MDA's problematic corporate governance continues

~By: Ng Yi Shu and additional reporting by Ravi Philemon~

A recent report [1] has again highlighted the apparent poor corporate governance in the Media development Authority of Singapore (MDA).

The media report states that MDA is suing RGM Group (an Australian talent management company) for multiple breaches of contract. MDA is trying to recover $27.5 million from RGM, which it had disbursed over four separate agreements between 2006 and 2010.

A TOC reader commenting on MDA's attempt to recover $27.5 million from RGM on his Facebook says, " wow – seriously MDA, you pumped in this much to attract a foreign media company only to get screwed over by them, yet neglect your own homegrown talent. i don't know about you but in most other civilized countries i know, it's called DISCRIMINATION."

Filmmaker Martyn See commenting on what MDA has described as multiple breaches of contract by RGM says, " Could have made 20 lcoal feature films with that money, and generated jobs for people in the industry."

The apparent lack of proper corporate governance is not new to MDA. In 2007, MDA had handed out up to $50,000 each to four interactive digital media start-ups that were co-owned by mentors, despite the scheme's guideline specifically prohibiting start-ups owned by mentors to be ineligible for such grants.

An expert appointed by MDA to evaluate such grant application was also found to have a stake in of the start-ups, and was also a business partner of a mentor of nine other grant-receiving start-ups.

In 2009, the Auditor-General's Office (AGO) rapped MDA for these lapses.[2]  The AGO also criticised the Media Development Authority of Singapore for failing  to collect an estimated S$9.89 million in revenue from joint projects with production companies, despite the projects being completed for some time. [3].
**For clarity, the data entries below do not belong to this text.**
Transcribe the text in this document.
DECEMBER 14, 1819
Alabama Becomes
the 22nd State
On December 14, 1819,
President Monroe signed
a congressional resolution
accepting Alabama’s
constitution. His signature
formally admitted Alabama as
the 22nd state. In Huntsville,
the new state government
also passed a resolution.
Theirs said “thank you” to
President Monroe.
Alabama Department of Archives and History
In 2010, MDA was taken to task by Public Accounts Committee for having the most number of lapses in the way they had managed their finances. In commenting that MDA's lapses "reflect poorly on the overall internal controls of the MDA". the Committee recommended that the Auditor-General's Office consider reviewing MDA's governance and controls in two to three years’ time, instead of the usual once in seven years.[4]